Can components suppliers become drawn into patent infringement cases? This
esoteric area of the law represents a significant problem. What happens if a
supplier delivers a product that goes into an infringing device patented by yet
another party? Parts suppliers need to know whether they could be drawn into
such patent infringement cases.
An illuminating example. Drawing on an old U.S. Supreme Court case can give us a specific example of this problem. Suppose you have a patent on a kerosene lamp that includes a base/reservoir, burner, a wick mechanism, and a chimney. Then I decide to sell chimneys to the consumer for use with your components. You lose sales of chimneys, but I don't directly infringe your patent, even though the only place the chimney can be used is with your patented lamp. In this situation, my chimney contributes to an infringement, since it can only be used with a patent-infringing product. Had I manufactured or sold a lamp that includes the base/reservoir, burner, wick mechanism, and chimney, then I would have directly infringed your patent. Instead I avoided directly infringing by selling only the chimney. This is the heart of contributory infringement. The sale may have also induced third parties (the customer) to infringe the patent.
Suppose, though, that now I sell bolts. My bolts can be used in non-infringing as well as infringing structures. Therefore, no contributory or inducement problem exists, since the product can be used in non-infringing situations as well. Moreover, one could argue that I didn't know and could not have intended that the bolt be used as part of an infringement. Clearly, the component manufacturer incurs greater risk when the item for sale can only be used as part of an infringement. Both case law and statutory law support much greater exposure when the item can only be used as part of an infringement.
More questions. Under closer examination, the role of the component supplier in patent infringement cases leads to other issues, such as parts replacement vs. reconstruction, the component manufacturer's intent, and whether only direct infringement risks lawsuits. Shouldn't a buyer of a patented combination be entitled to repair that combination without fear of infringement, especially when the replacement was purchased from the patent holder? What happens if the buyer replaces parts, particularly from a less expensive source? Say the original parts wear out. Can Sam, the patent owner, use the threat of patent infringement to urge the customer to buy parts from him?

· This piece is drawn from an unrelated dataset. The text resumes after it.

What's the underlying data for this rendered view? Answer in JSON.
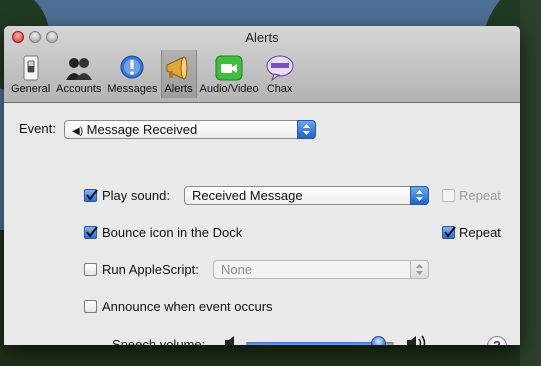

Recently, an entity held a patent on a combination of components to produce a product. The patent holder intended that one of its components could be replaced with another component used in the manufacture of similar products. However, the patent owner, who was also the combination manufacturer, did not and could not supply the original replacement part. If the buyer of the machine also purchased or replaced its components, does this make the buyer a contributory infringer? This dispute remains unsolved.
Issues of inducement and contributory infringement are far from simple. Be aware of these situations to better address them when they arise.
Q: What is the status of the various Patent Reform Bills now making the rounds in Congress?
A: With the old Congress terminating, these bills expire. Features of these bills may be resurrected in new bills as the next Congress goes into session.
Q: Relative to the Federal Trademark Law, what is considered to be trademark dilution?
A: Simply stated, the use of a famous trademark in another area, where the use of the famous trademark by another can tarnish the good will of the trademark owner or one used to sell products not associated with the trademark owner can cause the famous trademark holder's rights to be diluted, even though there may not be infringement in the classical sense. Recent Federal legislation addresses the dilution issue.
Q: Does the problem of contributory infringement exist elsewhere in the law?
AYes, in the copyright law the doctrine is alive and well. A famous case dealt with VCR tapes. Could the manufacturer of such tapes sell them knowing that they would be used in the VCR to capture copyrighted works for later viewing? The ultimate decision was that personal (i.e. non-commercial) copying was not an infringement.
Q: Is there anything new concerning "shrink-wrap" licenses?
A: These are licenses to use a computer program or data that accompany a shrink-wrapped retail package. There had been some suggestion that these licenses were not binding agreements. However, a Federal Court recently ruled that shrink-wrap licenses were valid and binding contracts.